A juíza ainda ressaltou a responsabilidade que recai sobre as formandas. “Vocês foram as cem mulheres que aprenderam, que trocaram experiências, que tiveram essa oportunidade. Agora, vocês têm a responsabilidade de colocar outras mulheres aqui dentro. Eu sei que é um peso, mas também sei que vocês são capazes de muito mais. Este é um projeto que se materializa no coletivo”, afirmou, sob aplausos.
A emoção também esteve presente nas palavras de Sheila de Carvalho, secretária nacional de Acesso à Justiça, que comparou as mulheres formandas a águas que, ao se unirem, crescem e transformam a realidade. “Mulheres são como águas. Quando se juntam, crescem. Vocês são sementes de esperança, sementes que vão gerar o impacto da sociedade que a gente sonha. A formatura de vocês me lembra o dia em que alcancei minha graduação em Direito. Assim como meu pai me disse: podem tirar tudo de vocês, menos o conhecimento”, declarou Sheila.

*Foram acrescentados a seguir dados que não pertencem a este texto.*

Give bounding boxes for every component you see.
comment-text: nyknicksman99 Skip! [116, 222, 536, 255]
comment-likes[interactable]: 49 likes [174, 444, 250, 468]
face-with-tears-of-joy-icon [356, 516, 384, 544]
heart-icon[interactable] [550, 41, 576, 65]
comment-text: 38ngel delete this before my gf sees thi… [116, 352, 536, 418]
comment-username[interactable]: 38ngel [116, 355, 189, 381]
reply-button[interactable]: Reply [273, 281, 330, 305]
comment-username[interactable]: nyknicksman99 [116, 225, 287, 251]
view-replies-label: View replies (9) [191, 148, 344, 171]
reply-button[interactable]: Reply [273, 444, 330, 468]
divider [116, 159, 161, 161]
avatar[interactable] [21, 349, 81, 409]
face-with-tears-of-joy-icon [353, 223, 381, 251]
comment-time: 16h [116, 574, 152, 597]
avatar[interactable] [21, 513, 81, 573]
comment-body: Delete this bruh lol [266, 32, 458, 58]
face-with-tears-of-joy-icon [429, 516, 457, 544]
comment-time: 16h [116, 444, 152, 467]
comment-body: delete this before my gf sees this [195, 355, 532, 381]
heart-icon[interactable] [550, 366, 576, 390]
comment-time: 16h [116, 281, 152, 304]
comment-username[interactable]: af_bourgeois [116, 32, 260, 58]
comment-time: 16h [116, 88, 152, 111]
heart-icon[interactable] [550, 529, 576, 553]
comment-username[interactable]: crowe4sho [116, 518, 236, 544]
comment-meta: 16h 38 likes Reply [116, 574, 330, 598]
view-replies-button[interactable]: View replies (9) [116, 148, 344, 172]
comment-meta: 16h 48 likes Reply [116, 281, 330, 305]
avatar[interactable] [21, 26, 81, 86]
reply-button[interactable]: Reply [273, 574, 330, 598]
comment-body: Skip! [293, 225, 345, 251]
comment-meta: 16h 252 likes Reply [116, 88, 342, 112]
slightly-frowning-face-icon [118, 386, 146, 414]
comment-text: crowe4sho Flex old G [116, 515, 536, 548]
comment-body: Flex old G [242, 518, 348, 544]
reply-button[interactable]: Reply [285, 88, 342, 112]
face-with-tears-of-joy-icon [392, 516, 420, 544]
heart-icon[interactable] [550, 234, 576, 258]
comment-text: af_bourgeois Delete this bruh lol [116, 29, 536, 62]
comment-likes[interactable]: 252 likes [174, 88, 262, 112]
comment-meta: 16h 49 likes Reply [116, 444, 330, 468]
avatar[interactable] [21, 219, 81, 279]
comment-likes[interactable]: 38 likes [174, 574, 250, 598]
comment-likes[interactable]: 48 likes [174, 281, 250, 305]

Já a defensora pública geral do Ceará, Sâmia Farias, reforçou o caráter coletivo do projeto. “O projeto Defensoras Populares não é um projeto de uma mão só, é de muitas mãos. Ele aproxima a Defensoria Pública da vivência das comunidades. São essas mulheres que estão construindo pontes entre a população e a Defensoria, ampliando o acesso à justiça e levando cidadania a quem mais precisa”, afirmou.
A cerimônia, além de celebrar as conquistas individuais, reafirmou a potência da organização coletiva e o poder transformador do conhecimento nas mãos de mulheres historicamente silenciadas. Cada sorriso, cada beca vestida, cada diploma entregue representou um grito por justiça, igualdade e dignidade — e o início de um novo capítulo na história das defensoras populares.